According to an investigator’s written statement, Owens gave a lengthy confession about how he stabbed Lee, burned his eyes, choked and stomped him before claiming he did it “because I was wrongly convicted of murder.”

That confession was read to each juror and judge, who ultimately sentenced Owens to death. Owens had two distinct death convictions reversed on appeal, yet he ended up back on death row.

Owens was charged with murder for Lee’s death but was never tried. Prosecutors dismissed the charges, with the option to reinstate them in 2019, about the time Owens ran out of ordinary appeals.

Owens could be the first of many inmates to die in South Carolina’s death chamber at Broad River Correctional Institution. Five additional inmates have exhausted their appeals, and the South Carolina Supreme Court has paved the way for an execution every five weeks.

South Carolina originally attempted to reinstate executions using the firing squad after its supply of lethal injection medications ran out and no company was prepared to openly sell them anymore. However, in order to reopen the death chamber, the state passed a shield law that kept the drug supplier and much of the execution protocol secret.

To carry out executions, the state went from a three-drug technique to a new regimen that only used the sedative pentobarbital. State prison authorities say the new technique is identical to how the federal government executes inmates.

South Carolina law enables sentenced criminals to choose between lethal injection, a new firing squad, or the electric chair, which was established in 1912. Owens permitted his lawyer to decide how he died, stating that if he chose, he would be a party to his own death, and that his Christian convictions oppose suicide.

South Carolina’s last execution occurred in May 2011. It took a decade of legislative struggle — first introducing the firing squad as a technique, then adopting a shield statute — to reintroduce death punishment.

South Carolina has executed 43 prisoners since the death penalty was reinstated in the United States in 1976. In the early 2000s, it carried out an average of three executions per year. Only nine states have executed more convicts.

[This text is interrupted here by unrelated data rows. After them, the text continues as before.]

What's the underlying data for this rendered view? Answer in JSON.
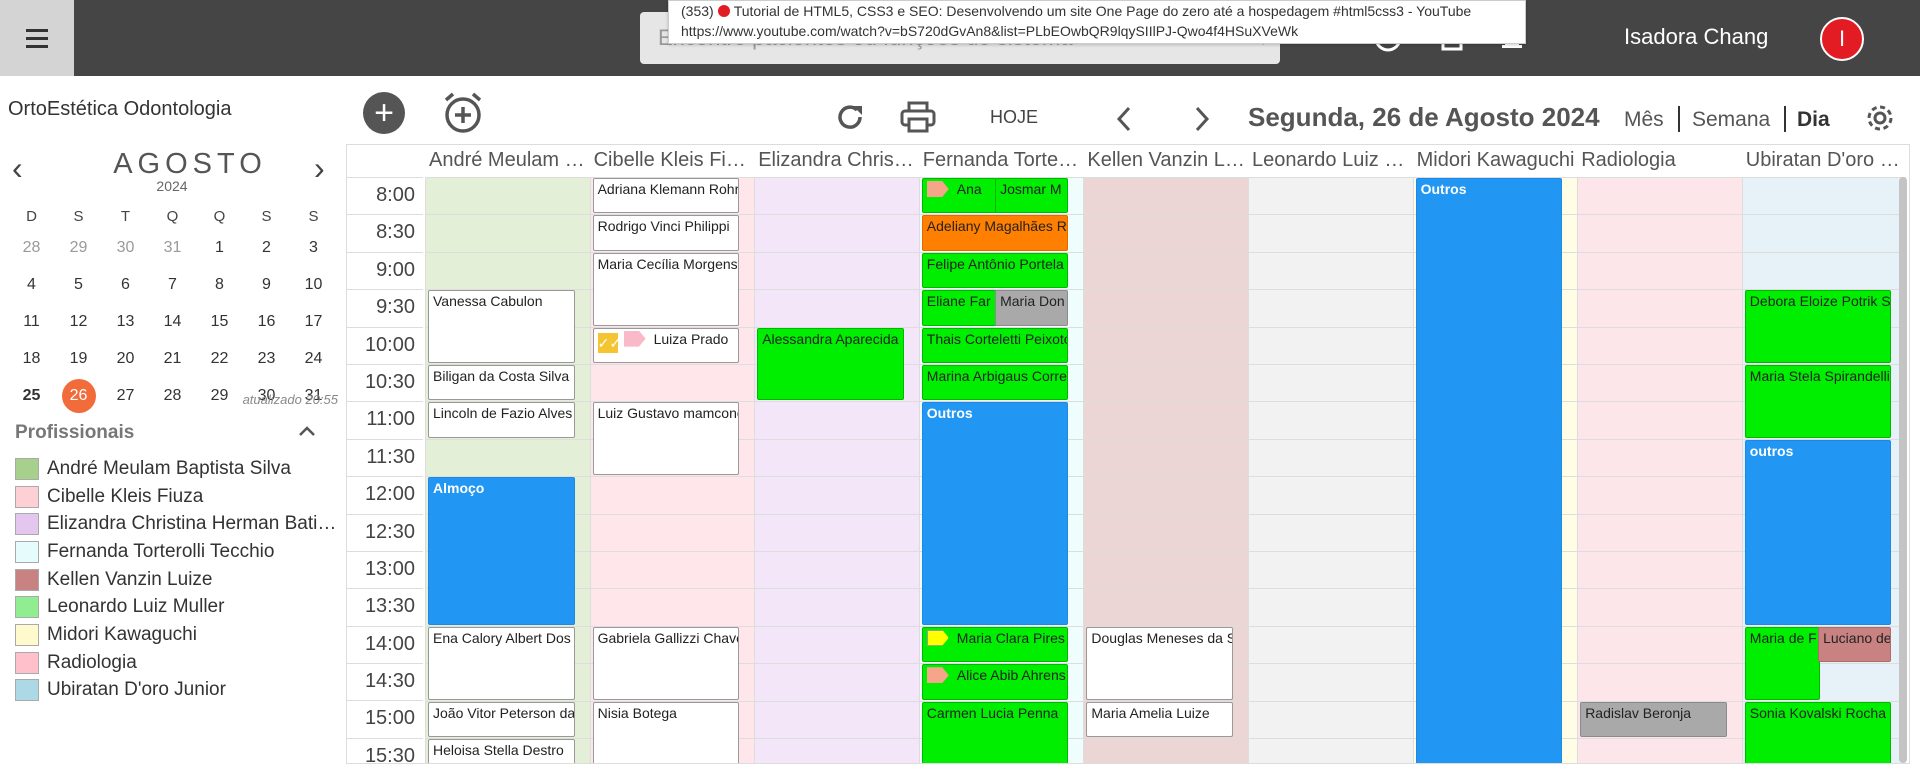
{
  "header": {
    "search_placeholder": "Encontre pacientes ou funções do sistema",
    "user_name": "Isadora Chang",
    "avatar_letter": "I"
  },
  "tooltip": {
    "line1_prefix": "(353)",
    "line1_title": "Tutorial de HTML5, CSS3 e SEO: Desenvolvendo um site One Page do zero até a hospedagem #html5css3 - YouTube",
    "line2": "https://www.youtube.com/watch?v=bS720dGvAn8&list=PLbEOwbQR9lqySIIlPJ-Qwo4f4HSuXVeWk"
  },
  "sidebar": {
    "clinic_name": "OrtoEstética Odontologia",
    "calendar": {
      "month": "AGOSTO",
      "year": "2024",
      "dow": [
        "D",
        "S",
        "T",
        "Q",
        "Q",
        "S",
        "S"
      ],
      "weeks": [
        [
          "28",
          "29",
          "30",
          "31",
          "1",
          "2",
          "3"
        ],
        [
          "4",
          "5",
          "6",
          "7",
          "8",
          "9",
          "10"
        ],
        [
          "11",
          "12",
          "13",
          "14",
          "15",
          "16",
          "17"
        ],
        [
          "18",
          "19",
          "20",
          "21",
          "22",
          "23",
          "24"
        ],
        [
          "25",
          "26",
          "27",
          "28",
          "29",
          "30",
          "31"
        ]
      ],
      "selected": "26",
      "updated": "atualizado 20:55"
    },
    "professionals_title": "Profissionais",
    "professionals": [
      {
        "name": "André Meulam Baptista Silva",
        "color": "#a8d08d"
      },
      {
        "name": "Cibelle Kleis Fiuza",
        "color": "#ffcfd6"
      },
      {
        "name": "Elizandra Christina Herman Batista",
        "color": "#e3c7ef"
      },
      {
        "name": "Fernanda Torterolli Tecchio",
        "color": "#e6fbfb"
      },
      {
        "name": "Kellen Vanzin Luize",
        "color": "#c98282"
      },
      {
        "name": "Leonardo Luiz Muller",
        "color": "#90ee90"
      },
      {
        "name": "Midori Kawaguchi",
        "color": "#fffacd"
      },
      {
        "name": "Radiologia",
        "color": "#ffc0cb"
      },
      {
        "name": "Ubiratan D'oro Junior",
        "color": "#add8e6"
      }
    ]
  },
  "toolbar": {
    "today": "HOJE",
    "date_title": "Segunda, 26 de Agosto 2024",
    "view_month": "Mês",
    "view_week": "Semana",
    "view_day": "Dia"
  },
  "schedule": {
    "times": [
      "8:00",
      "8:30",
      "9:00",
      "9:30",
      "10:00",
      "10:30",
      "11:00",
      "11:30",
      "12:00",
      "12:30",
      "13:00",
      "13:30",
      "14:00",
      "14:30",
      "15:00",
      "15:30"
    ],
    "columns": [
      {
        "name": "André Meulam Baptista Silva",
        "bg": "#e3efd6"
      },
      {
        "name": "Cibelle Kleis Fiuza",
        "bg": "#ffe6ea"
      },
      {
        "name": "Elizandra Christina Herman Batista",
        "bg": "#f3e6f8"
      },
      {
        "name": "Fernanda Torterolli Tecchio",
        "bg": "#f0fdfd"
      },
      {
        "name": "Kellen Vanzin Luize",
        "bg": "#ebd5d5"
      },
      {
        "name": "Leonardo Luiz Muller",
        "bg": "#f2f2f2"
      },
      {
        "name": "Midori Kawaguchi",
        "bg": "#fffde6"
      },
      {
        "name": "Radiologia",
        "bg": "#fde6ea"
      },
      {
        "name": "Ubiratan D'oro Junior",
        "bg": "#e6f2f7"
      }
    ],
    "events": [
      {
        "col": 0,
        "start": 3,
        "span": 2,
        "style": "white",
        "text": "Vanessa Cabulon"
      },
      {
        "col": 0,
        "start": 5,
        "span": 1,
        "style": "white",
        "text": "Biligan da Costa Silva"
      },
      {
        "col": 0,
        "start": 6,
        "span": 1,
        "style": "white",
        "text": "Lincoln de Fazio Alves"
      },
      {
        "col": 0,
        "start": 8,
        "span": 4,
        "style": "blue",
        "text": "Almoço"
      },
      {
        "col": 0,
        "start": 12,
        "span": 2,
        "style": "white",
        "text": "Ena Calory Albert Dos Santos"
      },
      {
        "col": 0,
        "start": 14,
        "span": 1,
        "style": "white",
        "text": "João Vitor Peterson da Silva"
      },
      {
        "col": 0,
        "start": 15,
        "span": 1,
        "style": "white",
        "text": "Heloisa Stella Destro"
      },
      {
        "col": 1,
        "start": 0,
        "span": 1,
        "style": "white",
        "text": "Adriana Klemann Rohr"
      },
      {
        "col": 1,
        "start": 1,
        "span": 1,
        "style": "white",
        "text": "Rodrigo Vinci Philippi"
      },
      {
        "col": 1,
        "start": 2,
        "span": 2,
        "style": "white",
        "text": "Maria Cecília Morgenstern"
      },
      {
        "col": 1,
        "start": 4,
        "span": 1,
        "style": "white",
        "text": "Luiza Prado",
        "check": true,
        "tag": "pink"
      },
      {
        "col": 1,
        "start": 6,
        "span": 2,
        "style": "white",
        "text": "Luiz Gustavo mamcono"
      },
      {
        "col": 1,
        "start": 12,
        "span": 2,
        "style": "white",
        "text": "Gabriela Gallizzi Chaves"
      },
      {
        "col": 1,
        "start": 14,
        "span": 2,
        "style": "white",
        "text": "Nisia Botega"
      },
      {
        "col": 2,
        "start": 4,
        "span": 2,
        "style": "green",
        "text": "Alessandra Aparecida"
      },
      {
        "col": 3,
        "start": 0,
        "span": 1,
        "style": "green",
        "text": "Ana",
        "tag": "salmon",
        "half": "left"
      },
      {
        "col": 3,
        "start": 0,
        "span": 1,
        "style": "green",
        "text": "Josmar M",
        "half": "right"
      },
      {
        "col": 3,
        "start": 1,
        "span": 1,
        "style": "orange",
        "text": "Adeliany Magalhães Ramos"
      },
      {
        "col": 3,
        "start": 2,
        "span": 1,
        "style": "green",
        "text": "Felipe Antônio Portela"
      },
      {
        "col": 3,
        "start": 3,
        "span": 1,
        "style": "green",
        "text": "Eliane Far",
        "half": "left"
      },
      {
        "col": 3,
        "start": 3,
        "span": 1,
        "style": "gray",
        "text": "Maria Don",
        "half": "right"
      },
      {
        "col": 3,
        "start": 4,
        "span": 1,
        "style": "green",
        "text": "Thais Corteletti Peixoto"
      },
      {
        "col": 3,
        "start": 5,
        "span": 1,
        "style": "green",
        "text": "Marina Arbigaus Correa"
      },
      {
        "col": 3,
        "start": 6,
        "span": 6,
        "style": "blue",
        "text": "Outros"
      },
      {
        "col": 3,
        "start": 12,
        "span": 1,
        "style": "green",
        "text": "Maria Clara Pires",
        "tag": "yellow"
      },
      {
        "col": 3,
        "start": 13,
        "span": 1,
        "style": "green",
        "text": "Alice Abib Ahrens",
        "tag": "salmon"
      },
      {
        "col": 3,
        "start": 14,
        "span": 2,
        "style": "green",
        "text": "Carmen Lucia Penna"
      },
      {
        "col": 4,
        "start": 12,
        "span": 2,
        "style": "white",
        "text": "Douglas Meneses da Silva"
      },
      {
        "col": 4,
        "start": 14,
        "span": 1,
        "style": "white",
        "text": "Maria Amelia Luize"
      },
      {
        "col": 6,
        "start": 0,
        "span": 16,
        "style": "blue",
        "text": "Outros"
      },
      {
        "col": 7,
        "start": 14,
        "span": 1,
        "style": "gray",
        "text": "Radislav Beronja"
      },
      {
        "col": 8,
        "start": 3,
        "span": 2,
        "style": "green",
        "text": "Debora Eloize Potrik Silva"
      },
      {
        "col": 8,
        "start": 5,
        "span": 2,
        "style": "green",
        "text": "Maria Stela Spirandelli"
      },
      {
        "col": 8,
        "start": 7,
        "span": 5,
        "style": "blue",
        "text": "outros"
      },
      {
        "col": 8,
        "start": 12,
        "span": 2,
        "style": "green",
        "text": "Maria de F",
        "half": "left"
      },
      {
        "col": 8,
        "start": 12,
        "span": 1,
        "style": "rose",
        "text": "Luciano de",
        "half": "right"
      },
      {
        "col": 8,
        "start": 14,
        "span": 2,
        "style": "green",
        "text": "Sonia Kovalski Rocha"
      }
    ]
  }
}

However, since the inadvertent execution stop, South Carolina’s death row population has decreased. As of early 2011, the state has 63 condemned inmates. It had 32 when Friday began. Following successful appeals, around 20 convicts were removed from death row and sentenced to various jail terms. Others have perished from natural causes.

In his final appeal, Owens’ counsel claimed that prosecutors never produced scientific evidence that Owens pulled the trigger when Graves was killed, and that the primary evidence against him was a co-defendant who pleaded guilty and stated that Owens was the killer.

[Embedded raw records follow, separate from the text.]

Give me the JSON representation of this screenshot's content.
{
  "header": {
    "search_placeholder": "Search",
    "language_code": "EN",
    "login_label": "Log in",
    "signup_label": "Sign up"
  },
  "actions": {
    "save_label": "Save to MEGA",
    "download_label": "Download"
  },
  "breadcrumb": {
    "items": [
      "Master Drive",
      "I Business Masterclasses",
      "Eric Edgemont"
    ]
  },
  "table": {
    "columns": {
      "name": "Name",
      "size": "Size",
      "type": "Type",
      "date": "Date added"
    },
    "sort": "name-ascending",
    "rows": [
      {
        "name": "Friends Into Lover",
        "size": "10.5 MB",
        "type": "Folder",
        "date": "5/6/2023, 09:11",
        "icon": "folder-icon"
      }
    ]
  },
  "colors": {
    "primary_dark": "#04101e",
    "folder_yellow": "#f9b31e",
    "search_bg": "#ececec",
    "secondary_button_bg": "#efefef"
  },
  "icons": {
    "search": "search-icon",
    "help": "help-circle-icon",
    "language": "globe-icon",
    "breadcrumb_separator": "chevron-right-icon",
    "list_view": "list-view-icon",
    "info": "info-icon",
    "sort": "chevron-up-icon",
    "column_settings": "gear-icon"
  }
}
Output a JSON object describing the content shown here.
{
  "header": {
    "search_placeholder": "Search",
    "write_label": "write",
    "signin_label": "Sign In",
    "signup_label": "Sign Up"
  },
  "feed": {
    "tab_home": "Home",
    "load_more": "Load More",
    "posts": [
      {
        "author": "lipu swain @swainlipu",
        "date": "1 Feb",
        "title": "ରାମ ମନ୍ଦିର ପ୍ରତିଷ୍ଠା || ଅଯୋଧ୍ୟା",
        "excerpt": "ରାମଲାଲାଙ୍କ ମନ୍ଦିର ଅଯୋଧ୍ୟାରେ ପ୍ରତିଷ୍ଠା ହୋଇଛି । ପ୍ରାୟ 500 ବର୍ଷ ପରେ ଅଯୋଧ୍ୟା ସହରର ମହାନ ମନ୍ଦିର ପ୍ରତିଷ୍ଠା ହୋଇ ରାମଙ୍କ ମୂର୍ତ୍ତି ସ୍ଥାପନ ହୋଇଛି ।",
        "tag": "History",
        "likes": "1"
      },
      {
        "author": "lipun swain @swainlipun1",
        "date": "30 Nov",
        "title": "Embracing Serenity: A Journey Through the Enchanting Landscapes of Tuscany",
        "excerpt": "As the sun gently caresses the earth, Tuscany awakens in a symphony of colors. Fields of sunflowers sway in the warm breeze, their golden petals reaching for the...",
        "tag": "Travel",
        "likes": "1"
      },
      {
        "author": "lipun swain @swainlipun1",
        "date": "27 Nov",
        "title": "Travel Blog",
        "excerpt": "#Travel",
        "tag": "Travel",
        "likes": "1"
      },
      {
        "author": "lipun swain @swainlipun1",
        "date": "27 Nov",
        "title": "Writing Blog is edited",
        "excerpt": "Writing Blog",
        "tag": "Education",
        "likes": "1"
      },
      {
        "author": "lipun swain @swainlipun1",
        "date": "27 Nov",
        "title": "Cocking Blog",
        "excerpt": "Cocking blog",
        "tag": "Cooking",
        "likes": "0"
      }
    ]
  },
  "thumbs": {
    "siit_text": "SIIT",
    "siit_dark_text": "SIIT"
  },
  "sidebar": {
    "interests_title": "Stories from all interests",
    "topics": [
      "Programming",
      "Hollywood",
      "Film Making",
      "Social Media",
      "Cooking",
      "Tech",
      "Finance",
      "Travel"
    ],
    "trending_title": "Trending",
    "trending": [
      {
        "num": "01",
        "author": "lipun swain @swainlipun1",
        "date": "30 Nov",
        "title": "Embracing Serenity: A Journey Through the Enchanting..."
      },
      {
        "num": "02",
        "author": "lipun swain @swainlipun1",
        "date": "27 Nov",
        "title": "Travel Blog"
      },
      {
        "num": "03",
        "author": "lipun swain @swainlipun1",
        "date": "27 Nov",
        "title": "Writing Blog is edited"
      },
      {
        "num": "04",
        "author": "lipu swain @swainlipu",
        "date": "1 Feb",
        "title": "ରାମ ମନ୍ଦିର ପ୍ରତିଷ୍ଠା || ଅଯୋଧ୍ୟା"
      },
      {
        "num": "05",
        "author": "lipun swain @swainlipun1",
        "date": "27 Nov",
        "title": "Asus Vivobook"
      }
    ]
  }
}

Owens’ attorneys obtained a sworn declaration from Steven Golden two days before the execution, stating that Owens was not in the business, contradicting his trial testimony. Prosecutors claimed Owens’ other buddies and previous girlfriend testified that he brags about killing the clerk.

Owens’ lawyers also claimed that he was just 19 years old at the time of the homicide and had suffered brain damage as a result of physical and sexual violence while in a juvenile prison.